Bush was born on June 12, 1924, in Milton, Massachusetts, and raised mainly in Greenwich, Connecticut, an affluent suburb of New York City. He spent most summers at his grandfather’s estate in Kennebunkport, Maine. On his 18th birthday, after graduating from exclusive boarding school Phillips Academy Andover, Bush enlisted in the U.S. Navy. He would go on to fly 58 combat missions in the Pacific theater of World War II, including one in which his plane was hit by enemy fire. Bush dropped his bombs to complete that mission and then bailed out over the water, where he was rescued a few hours later by a U.S. submarine. For such bravery in action, he received a Distinguished Flying Cross.
In January 1945, while on military leave, Bush wed Barbara Pierce, the daughter of a magazine publisher, whom he had met at a Christmas dance a few years earlier. Their marriage of 73 years ultimately became the longest marriage of any presidential couple in U.S. history. “You have given me a joy that few men know,” Bush wrote to his wife in 1994, adding, “I have climbed perhaps the highest mountain in the world, but even that cannot hold a candle to being Barbara’s husband.”

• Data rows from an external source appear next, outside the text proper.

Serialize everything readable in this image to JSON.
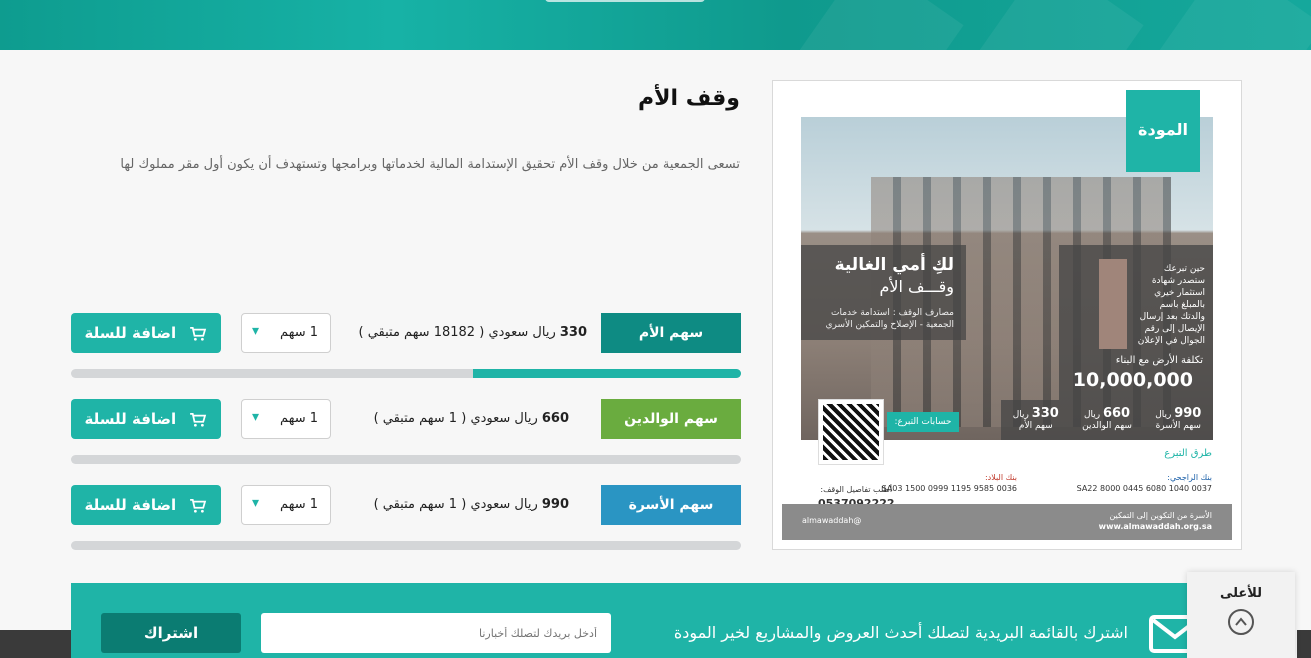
{
  "page": {
    "title": "وقف الأم",
    "description": "تسعى الجمعية من خلال وقف الأم تحقيق الإستدامة المالية لخدماتها وبرامجها وتستهدف أن يكون أول مقر مملوك لها"
  },
  "shares": [
    {
      "label": "سهم الأم",
      "color": "#0e8b83",
      "price": "330",
      "currency": "ريال سعودي",
      "remaining": "( 18182 سهم متبقي )",
      "quantity": "1 سهم",
      "add_label": "اضافة للسلة",
      "progress": 0.4
    },
    {
      "label": "سهم الوالدين",
      "color": "#6aac3f",
      "price": "660",
      "currency": "ريال سعودي",
      "remaining": "( 1 سهم متبقي )",
      "quantity": "1 سهم",
      "add_label": "اضافة للسلة",
      "progress": 0
    },
    {
      "label": "سهم الأسرة",
      "color": "#2a95c3",
      "price": "990",
      "currency": "ريال سعودي",
      "remaining": "( 1 سهم متبقي )",
      "quantity": "1 سهم",
      "add_label": "اضافة للسلة",
      "progress": 0
    }
  ],
  "poster": {
    "logo": "المودة",
    "headline": "لكِ أمي الغالية",
    "subheadline": "وقـــف الأم",
    "desc": "مصارف الوقف : استدامة خدمات الجمعية - الإصلاح والتمكين الأسري",
    "right_text": "حين تبرعك ستصدر شهادة استثمار خيري بالمبلغ باسم والدتك بعد إرسال الإيصال إلى رقم الجوال في الإعلان",
    "cost_label": "تكلفة الأرض مع البناء",
    "cost": "10,000,000",
    "prices": [
      {
        "value": "990",
        "unit": "ريال",
        "name": "سهم الأسرة"
      },
      {
        "value": "660",
        "unit": "ريال",
        "name": "سهم الوالدين"
      },
      {
        "value": "330",
        "unit": "ريال",
        "name": "سهم الأم"
      }
    ],
    "accounts_btn": "حسابات التبرع:",
    "methods": "طرق التبرع",
    "details_label": "أطلب تفاصيل الوقف:",
    "phone": "0537092222",
    "bank1_name": "بنك الراجحي:",
    "bank1_iban": "SA22 8000 0445 6080 1040 0037",
    "bank2_name": "بنك البلاد:",
    "bank2_iban": "SA03 1500 0999 1195 9585 0036",
    "footer_handle": "@almawaddah",
    "footer_tagline": "الأسرة من التكوين إلى التمكين",
    "footer_site": "www.almawaddah.org.sa"
  },
  "newsletter": {
    "text": "اشترك بالقائمة البريدية لتصلك أحدث العروض والمشاريع لخير المودة",
    "placeholder": "أدخل بريدك لتصلك أخبارنا",
    "button": "اشتراك"
  },
  "to_top": {
    "label": "للأعلى"
  },
  "colors": {
    "accent": "#1fb4a7",
    "dark_accent": "#0b7c72"
  }
}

Following World War II, Bush majored in economics at Yale University, joined the secret Skull and Bones society and captained the baseball team, which reached consecutive national title games. He then packed up for Texas to try his luck in the oil business, receiving his first job from a family friend and soon becoming wealthy. Bush also began making waves as a politician. After a stint as Republican chairman of Harris County, Bush ran for the U.S. Senate in 1964. He lost that race—at the time, Texas was solidly Democratic—but won election two years later to the U.S. House of Representatives. Another bid for the Senate likewise ended in defeat in 1970, after which President Richard Nixon appointed him ambassador to the United Nations. Other government posts followed, such as chairman of the Republican National Committee and director of the Central Intelligence Agency.
Generally staid in public, though a practical joker in private, Bush first sought the presidency in 1980, but lost to Reagan in the Republican primaries. On the campaign trail he denounced Reagan’s supply-side economic plan as “voodoo economics.” Nonetheless, “the Gipper” selected Bush to be his running mate, and the pair ended up trouncing Jimmy Carter in the general election. Eight years later Bush ran for president again, promising a “kinder and gentler” nation that essentially continued Reagan’s legacy. The strategy worked, as he and running mate Dan Quayle won more than 53 percent of the popular vote (and 426 electoral votes) in their race against Massachusetts Governor Michael Dukakis and his running mate, Senator Lloyd Bentsen.
Bush is survived by his five children (a sixth died of leukemia in 1953). His oldest child, George W., was elected to the nation’s highest office in 2000 and won re-election in 2004. Other than John Adams and John Quincy Adams, the Bushes are the only father-son tandem to take the White House. Another son, Jeb, served as governor of Florida from 1999 to 2007 and ran unsuccessfully for president in 2016.